Chapter 7 Exponential smoothing
7.1 Consider the pigs series — the number of pigs slaughtered in Victoria each month.
a. Use the ses() function in R to find the optimal values of α and ℓ0 , and generate forecasts for the next four months.
We can find the optimal values of α and ℓ0 from the summary of fitting parameters of the ses() function:
##
## Forecast method: Simple exponential smoothing
##
## Model Information:
## Simple exponential smoothing
##
## Call:
## ses(y = pigs, h = 4)
##
## Smoothing parameters:
## alpha = 0.2971
##
## Initial states:
## l = 77260.0561
##
## sigma: 10308.58
##
## AIC AICc BIC
## 4462.955 4463.086 4472.665
##
## Error measures:
## ME RMSE MAE MPE MAPE MASE
## Training set 385.8721 10253.6 7961.383 -0.922652 9.274016 0.7966249
## ACF1
## Training set 0.01282239
##
## Forecasts:
## Point Forecast Lo 80 Hi 80 Lo 95 Hi 95
## Sep 1995 98816.41 85605.43 112027.4 78611.97 119020.8
## Oct 1995 98816.41 85034.52 112598.3 77738.83 119894.0
## Nov 1995 98816.41 84486.34 113146.5 76900.46 120732.4
## Dec 1995 98816.41 83958.37 113674.4 76092.99 121539.8
The ses() function calculated a Smoothing parameters alpha of 0.30 and a Initial states l of 77260.06 (both parameters rounded to 2 decimals).
b. Compute a 95% prediction interval for the first forecast using ^y±1.96s where s is the standard deviation of the residuals. Compare your interval with the interval produced by R.
## We calculated the upper bound of the 95% prediction interval to be 118952.8 and the lower is 78679.97 These values are comparable to the calculated values by the ses() function of 119020.8 and 78611.97
7.5 Data set books contains the daily sales of paperback and hardcover books at the same store. The task is to forecast the next four days’ sales for paperback and hardcover books.
a. Plot the series and discuss the main features of the data.
The two time series show a positive trend along the range of the series. The data set is for daily book sales however we don't see any weekly seasonality in the set. The variance both sets appeas to be similar in the sold units range.
b. Use the ses() function to forecast each series, and plot the forecasts.
The plot of the simple exponential smoothing forecast shows a confidence interval matching the range variance of the number of books sold.
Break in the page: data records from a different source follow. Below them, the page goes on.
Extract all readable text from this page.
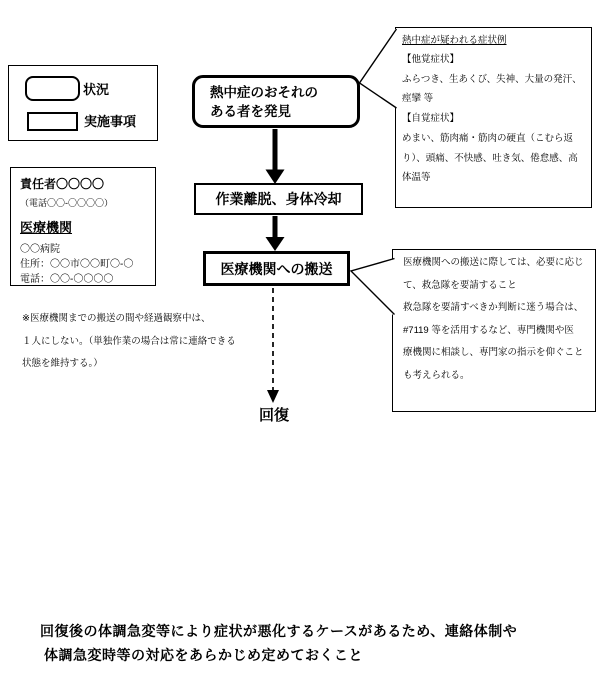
状況
実施事項
熱中症のおそれの
ある者を発見
作業離脱、身体冷却
医療機関への搬送
回復
責任者〇〇〇〇
（電話〇〇-〇〇〇〇）
医療機関
〇〇病院
住所：〇〇市〇〇町〇-〇
電話：〇〇-〇〇〇〇
※医療機関までの搬送の間や経過観察中は、
１人にしない。（単独作業の場合は常に連絡できる
状態を維持する。）
熱中症が疑われる症状例
【他覚症状】
ふらつき、生あくび、失神、大量の発汗、
痙攣 等
【自覚症状】
めまい、筋肉痛・筋肉の硬直（こむら返
り）、頭痛、不快感、吐き気、倦怠感、高
体温等
医療機関への搬送に際しては、必要に応じ
て、救急隊を要請すること
救急隊を要請すべきか判断に迷う場合は、
#7119 等を活用するなど、専門機関や医
療機関に相談し、専門家の指示を仰ぐこと
も考えられる。
回復後の体調急変等により症状が悪化するケースがあるため、連絡体制や
体調急変時等の対応をあらかじめ定めておくこと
As expected, the forecast does not seem to account for the observed increasing trend in the historic values.
c. Compute the RMSE values for the training data in each case.
We can either calculate the RMSE from the residuals or extract the values directly from the forecast model:
RMSE hardcover from Residuals: 31.93
RMSE hardcover from Forecast: 31.93
RMSE paperback from Residuals: 33.64
RMSE paperback from Forecast: 33.64
7.6 We will continue with the daily sales of paperback and hardcover books in data set books.
a. Apply Holt’s linear method to the paperback and hardback series and compute four-day forecasts in each case.
The first four days of the paperback forecast are:
209.47, 210.72, 211.97, 213.22
The first four days of the Hardcover forecast are:
250.17, 253.48, 256.78, 260.08
b. Compare the RMSE measures of Holt’s method for the two series to those of simple exponential smoothing in the previous question. (Remember that Holt’s method is using one more parameter than SES.) Discuss the merits of the two forecasting methods for these data sets.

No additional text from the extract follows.